Dans sa thèse, en 2015, puis dans le catalogue de l’exposition Icônes de Mai 68, présentée en 2018 à la Bibliothèque nationale de France, Audrey Leblanc établit que l’accès à la notoriété du cliché de Jean-Pierre Rey est un processus postérieur, favorisé par ses remobilisations lors des anniversaires décennaux de la révolte étudiante4 (fig. 3-4).
Suggèrant une vision positive de Mai 68, cette image épique ne pouvait s’imposer pendant la première phase de la réception du mouvement par les médias français, qui décrivent alors des troubles insurrectionnels violents. Son empreinte culturelle s’amplifiera en proportion de l’approbation rétrospective de la rébellion. Ce n’est qu’en 1988, vingt ans plus tard, que Paris-Match offre sa couverture à la jeune héroïne, et que L’Express évoque explicitement la référence picturale: «Comme La Liberté guidant le peuple de Delacroix est attachée à la révolution de 1830, elle est devenue le symbole de Mai»5.
Le bal des icônes
Pourtant, le 24 mai 1968, le premier magazine qui choisit de publier cette image est un magazine américain. L’hebdomadaire Life consacre deux doubles pages aux événements français, sous un angle qui internationalise le mouvement étudiant, mis en rapport avec la révolte des campus américains contre la guerre du Vietnam ou avec le Printemps de Prague. Cette vision très synthétique caractérise ces mobilisations comme une «demande de nouvelles libertés» contre des pouvoirs vieillissants, et interprète l’insurrection parisienne comme une «révolution» de la jeunesse6».

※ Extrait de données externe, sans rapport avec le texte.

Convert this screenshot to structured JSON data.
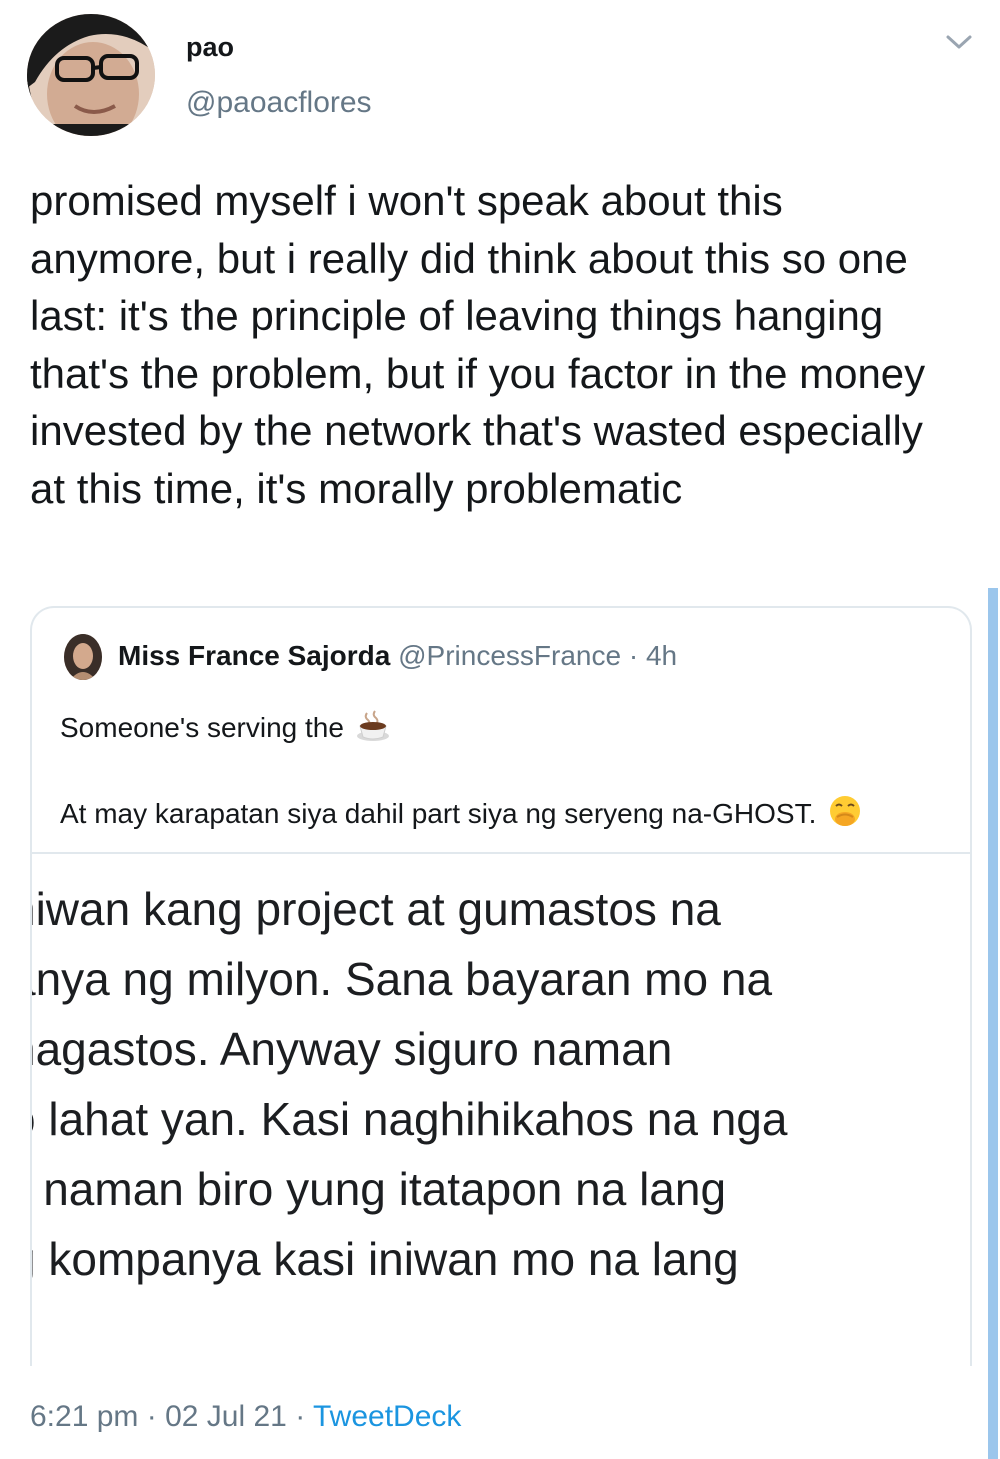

C’est cette grille de lecture qui anime la sélection et l’organisation narrative de l’illustration. Après une première image spectaculaire de Jean-Pierre Rey représentant des étudiants le visage dissimulé par des masques tachés de couleur rouge, la seconde double page propose une composition de dix clichés, comprenant notamment des photographies de Gilles Caron, Henri Bureau, Bertrand Laforêt et Jean-Pierre Rey (fig. 5-6). Huit photos en petit format d’affrontements violents au Quartier Latin entourent deux images plus grandes, l’une d’un CRS enjambant un amas de pavés, l’autre de la jeune fille au drapeau, en vis-à-vis, qui semblent une déclinaison de l’intertitre général: «Défiant la matraque et le gaz lacrymogène pour sauver les barricades»7.
Une version simplifiée de cette composition, qui ne retient que le face à face des deux photographies les plus grandes, sera reproduite en décembre 1968 dans l’édition récapitulative Life Atlantic, destinée au continent européen8. Cette reprise confirme l’intention narrative qui préside à l’association du couple d’images du CRS et de la jeune femme, de la matraque et du drapeau, de la barricade et de la foule. Plutôt qu’une simple restitution documentaire, cette confrontation vise manifestement l’évocation symbolique.
Les références implicites de cette mise en page seront dévoilées par le numéro du 10 octobre 1969, que Life consacre à une histoire des révolutions, destinée à éclairer les rébellions de la période. Le dossier s’ouvre par une superposition de la photographie de Jean-Pierre Rey sur une version détourée du tableau de Delacroix (avec, dans le coin gauche, une autre photo par Pierre Boulat d’un étudiant arborant le poing levé du combat pour les droits civiques, fig. 8).
Cette composition exceptionnelle fait apparaître ce qui reste habituellement caché: la lecture d’une image par son éditeur. La combinaison de la jeune femme au drapeau avec La Liberté guidant le peuple atteste l’interprétation allégorique de la photographie de Rey par la rédaction de Life, qui se sert de l’exemple français pour mettre en perspective par la référence historique le caractère révolutionnaire des mouvements protestataires contemporains.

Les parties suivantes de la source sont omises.